Standing by our side that day, was my brother-in-law, Dave. I have never met a kinder or more gentle soul than
he. He had an amazing laugh and when his daughter Chelsea was born just a few
years later, I don’t know that there ever was a father who was happier. He
loved life…or at least seemed to. When we lost him several years ago, we
realized that he had been facing his own sorrows for some time. I regret deeply
that our best man didn’t know how good he truly was and how much there was to
live for.
My nephew, Mike, was there to celebrate with us. He was at that awkward age for boys and I’m very certain that dressing up for a wedding, sitting quietly at a ceremony, and eating a fancy meal were not on his wish list for that day. But with Mike, he just lived in the moment and celebrated each moment as it came. He loved being with family and so I know that he was happy that day as he had time with his grandparents, or to hear his uncles tell stories, joke around with his sisters and cousins. He was with us that day to celebrate and he grew into a man during the course of our marriage. When we lost him in 2006, we came together again...to celebrate his life. There isn’t a day that goes by that I don’t remember him and I feel his presence every time our family comes together still.
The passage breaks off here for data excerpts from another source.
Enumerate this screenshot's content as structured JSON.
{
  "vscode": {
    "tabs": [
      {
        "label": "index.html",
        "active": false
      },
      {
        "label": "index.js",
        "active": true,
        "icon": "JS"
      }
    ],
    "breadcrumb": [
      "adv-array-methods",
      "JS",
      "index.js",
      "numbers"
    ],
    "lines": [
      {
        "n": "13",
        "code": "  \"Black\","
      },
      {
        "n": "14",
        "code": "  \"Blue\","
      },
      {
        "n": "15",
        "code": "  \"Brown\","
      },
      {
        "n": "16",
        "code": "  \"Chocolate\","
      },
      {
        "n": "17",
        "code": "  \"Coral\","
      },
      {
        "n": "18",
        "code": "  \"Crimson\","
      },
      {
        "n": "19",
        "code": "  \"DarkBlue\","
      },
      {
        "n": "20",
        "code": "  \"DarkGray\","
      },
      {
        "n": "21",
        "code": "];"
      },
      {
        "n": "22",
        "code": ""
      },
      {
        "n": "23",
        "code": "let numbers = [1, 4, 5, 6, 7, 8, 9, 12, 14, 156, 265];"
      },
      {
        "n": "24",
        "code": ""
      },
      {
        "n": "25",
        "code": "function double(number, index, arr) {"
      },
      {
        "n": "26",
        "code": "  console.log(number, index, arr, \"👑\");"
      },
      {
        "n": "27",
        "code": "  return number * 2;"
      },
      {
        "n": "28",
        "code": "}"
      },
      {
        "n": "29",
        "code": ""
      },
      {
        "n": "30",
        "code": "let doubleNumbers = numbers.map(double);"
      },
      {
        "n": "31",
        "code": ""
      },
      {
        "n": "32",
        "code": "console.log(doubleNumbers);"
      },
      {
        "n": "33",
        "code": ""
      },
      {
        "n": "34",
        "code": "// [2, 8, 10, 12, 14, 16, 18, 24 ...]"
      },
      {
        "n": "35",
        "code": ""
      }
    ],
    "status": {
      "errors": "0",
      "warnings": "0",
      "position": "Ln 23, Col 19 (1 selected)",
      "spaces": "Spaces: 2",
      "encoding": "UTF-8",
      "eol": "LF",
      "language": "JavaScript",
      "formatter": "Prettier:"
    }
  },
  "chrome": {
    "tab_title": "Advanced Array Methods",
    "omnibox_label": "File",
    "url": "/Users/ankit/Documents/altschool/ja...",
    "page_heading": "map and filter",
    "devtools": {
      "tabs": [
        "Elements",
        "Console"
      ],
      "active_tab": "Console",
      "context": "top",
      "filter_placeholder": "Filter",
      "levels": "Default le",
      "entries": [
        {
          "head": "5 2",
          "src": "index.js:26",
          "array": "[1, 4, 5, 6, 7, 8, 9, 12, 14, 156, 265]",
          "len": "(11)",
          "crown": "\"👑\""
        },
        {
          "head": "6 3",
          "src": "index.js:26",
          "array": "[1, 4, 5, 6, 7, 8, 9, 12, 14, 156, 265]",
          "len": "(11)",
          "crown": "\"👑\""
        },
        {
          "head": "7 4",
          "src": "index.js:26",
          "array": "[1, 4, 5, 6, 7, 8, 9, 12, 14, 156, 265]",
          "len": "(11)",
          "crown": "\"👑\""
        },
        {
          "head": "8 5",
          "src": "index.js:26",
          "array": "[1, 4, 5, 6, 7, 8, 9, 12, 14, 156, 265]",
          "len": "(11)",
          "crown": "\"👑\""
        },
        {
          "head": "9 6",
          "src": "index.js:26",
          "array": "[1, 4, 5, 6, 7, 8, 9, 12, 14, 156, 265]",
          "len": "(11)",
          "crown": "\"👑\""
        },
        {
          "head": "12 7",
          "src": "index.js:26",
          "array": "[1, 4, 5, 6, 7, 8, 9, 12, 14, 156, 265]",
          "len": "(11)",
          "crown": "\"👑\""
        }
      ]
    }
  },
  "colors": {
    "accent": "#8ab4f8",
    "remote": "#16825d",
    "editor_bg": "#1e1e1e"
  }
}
But it isn’t all loss over the past years – I’m also reminded of all the people who weren’t there that day, were not yet a part of our lives, but now…we can’t imagine a life without them. Mollie, Sammy, Joey, Joe and Christian, more nieces and nephews, and great nieces and nephews have enriched our lives. They make our marriage more beautiful each day with the addition of their love and we are so blessed.
On that day in 1989, we had no idea what the future would hold. We knew there would be challenges, losses, and disappointments along with the certainty of laughter, and new love, and joy. As I consider what this means for the next 25 years, I know that again, there will be difficult times. But I'm comforted by the knowledge that we will have laughter and love to sustain us through those times.
My wish for you in this moment is that you know too. Moments are fleeting. Some are very bad and some are very good. But don't ever be tempted to ignore the moment you are in. Together, they make up our lives.